UU TPKS mendefinisikan Pendamping sebagai orang yang dipercaya dan memiliki kompetensi mendampingi Korban dalam mengakses hak atas penanganan, pelindungan, dan pemulihan (Pasal 1 poin 14). Di mana pendamping korban meliputi:
a. petugas LPSK (Lembaga Perliindungan Saksi dan Korban);
b. petugas UPTD PPA;
c. tenaga kesehatan;
d. psikolog;
e. pekerja sosial;
f. tenaga kesejahteraan sosial;
g. psikiater;
h. Pendamping hukum, meliputi advokat dan paralegal;
i. petugas Lembaga Penyedia Layanan Berbasis Masyarakat; dan
j. Pendamping lain. (26 ayat 2)
Tentu saja pendamping korban perlu memiliki keahlian khusus. UU TPKS menegaskan syarat minimum sebagai pendamping korban, yaitu memiliki kompetensi tentang Penanganan Korban yang berperspektif hak asasi manusia dan sensitivitas gender; serta telah mengikuti pelatihan penanganan perkara Tindak Pidana Kekerasan Seksual (Pasal 26 ayat 3).

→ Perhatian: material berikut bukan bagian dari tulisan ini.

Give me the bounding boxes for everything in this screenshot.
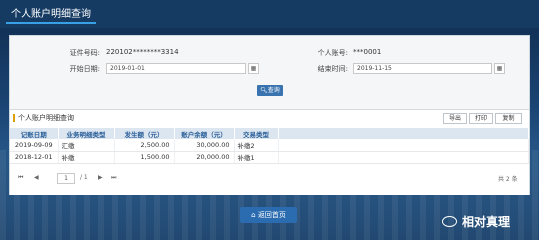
back-home-label: 返回首页: [257, 211, 286, 219]
cell-amount: 1,500.00: [114, 151, 175, 164]
column-header[interactable]: 账户余额（元）: [174, 128, 235, 139]
end-date-label: 结束时间:: [317, 65, 348, 73]
details-table: 记账日期 业务明细类型 发生额（元） 账户余额（元） 交易类型 2019-09-…: [10, 128, 529, 164]
header-bar: 个人账户明细查询: [0, 0, 539, 28]
id-number-value: 220102********3314: [106, 48, 179, 56]
table-row[interactable]: 2019-09-09 汇缴 2,500.00 30,000.00 补缴2: [10, 139, 529, 152]
cell-filler: [278, 139, 529, 152]
page-number-input[interactable]: 1: [57, 173, 75, 184]
query-panel: 证件号码: 220102********3314 个人账号: ***0001 开…: [9, 35, 530, 195]
copy-button[interactable]: 复制: [495, 113, 522, 124]
start-calendar-icon[interactable]: ▦: [248, 63, 259, 74]
query-form: 证件号码: 220102********3314 个人账号: ***0001 开…: [10, 36, 529, 104]
record-count: 共 2 条: [498, 176, 518, 183]
page-title-tab[interactable]: 个人账户明细查询: [6, 5, 96, 24]
column-header[interactable]: 交易类型: [234, 128, 279, 139]
cell-filler: [278, 151, 529, 164]
watermark: 相对真理: [442, 213, 510, 230]
watermark-text: 相对真理: [462, 215, 511, 229]
back-home-button[interactable]: ⌂ 返回首页: [240, 207, 297, 223]
cell-date: 2018-12-01: [10, 151, 59, 164]
home-icon: ⌂: [251, 211, 256, 219]
account-number-value: ***0001: [353, 48, 382, 56]
prev-page-icon[interactable]: ◀: [34, 174, 39, 181]
details-title: 个人账户明细查询: [13, 114, 74, 122]
total-pages: / 1: [80, 174, 88, 181]
end-calendar-icon[interactable]: ▦: [494, 63, 505, 74]
cell-balance: 20,000.00: [174, 151, 235, 164]
search-icon: 🔍︎: [260, 87, 268, 94]
end-date-input[interactable]: 2019-11-15: [353, 63, 492, 74]
next-page-icon[interactable]: ▶: [98, 174, 103, 181]
cell-transaction-type: 补缴2: [234, 139, 279, 152]
column-header[interactable]: 记账日期: [10, 128, 59, 139]
first-page-icon[interactable]: ⏮: [18, 174, 23, 182]
cell-balance: 30,000.00: [174, 139, 235, 152]
account-number-label: 个人账号:: [317, 49, 348, 57]
start-date-label: 开始日期:: [69, 65, 100, 73]
table-header-row: 记账日期 业务明细类型 发生额（元） 账户余额（元） 交易类型: [10, 128, 529, 139]
pagination-bar: ⏮ ◀ 1 / 1 ▶ ⏭ 共 2 条: [10, 172, 529, 186]
cell-date: 2019-09-09: [10, 139, 59, 152]
wechat-icon: [442, 216, 457, 227]
details-panel: 个人账户明细查询 导出 打印 复制 记账日期 业务明细类型 发生额（元） 账户余…: [10, 109, 529, 195]
query-button-label: 查询: [267, 87, 280, 94]
id-number-label: 证件号码:: [69, 49, 100, 57]
last-page-icon[interactable]: ⏭: [111, 174, 116, 182]
column-header-filler: [278, 128, 529, 139]
start-date-input[interactable]: 2019-01-01: [106, 63, 246, 74]
cell-transaction-type: 补缴1: [234, 151, 279, 164]
column-header[interactable]: 发生额（元）: [114, 128, 175, 139]
cell-amount: 2,500.00: [114, 139, 175, 152]
cell-type: 汇缴: [58, 139, 115, 152]
cell-type: 补缴: [58, 151, 115, 164]
print-button[interactable]: 打印: [469, 113, 493, 124]
table-row[interactable]: 2018-12-01 补缴 1,500.00 20,000.00 补缴1: [10, 151, 529, 164]
export-button[interactable]: 导出: [443, 113, 467, 124]
column-header[interactable]: 业务明细类型: [58, 128, 115, 139]
query-button[interactable]: 🔍︎查询: [257, 85, 283, 96]
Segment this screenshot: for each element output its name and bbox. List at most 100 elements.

Dengan diakuinya pendamping korban dari berbagai macam profesi, juga dilindunginya para pendamping korban ketika menjalankan pekerjaannya secara hukum oleh UU TPKS ini memberikan landasan yang kuat bagi pendamping untuk bekerja mendampingi korban. Sehingga diharapkan pada akhirnya hak korban akan keadilan dapat semakin terpenuhi tanpa rasa was-was lagi. Sesuatu yang telah diletakan dasarnya lima tahun lalu melalui PERMA No. 3 Tahun 2017.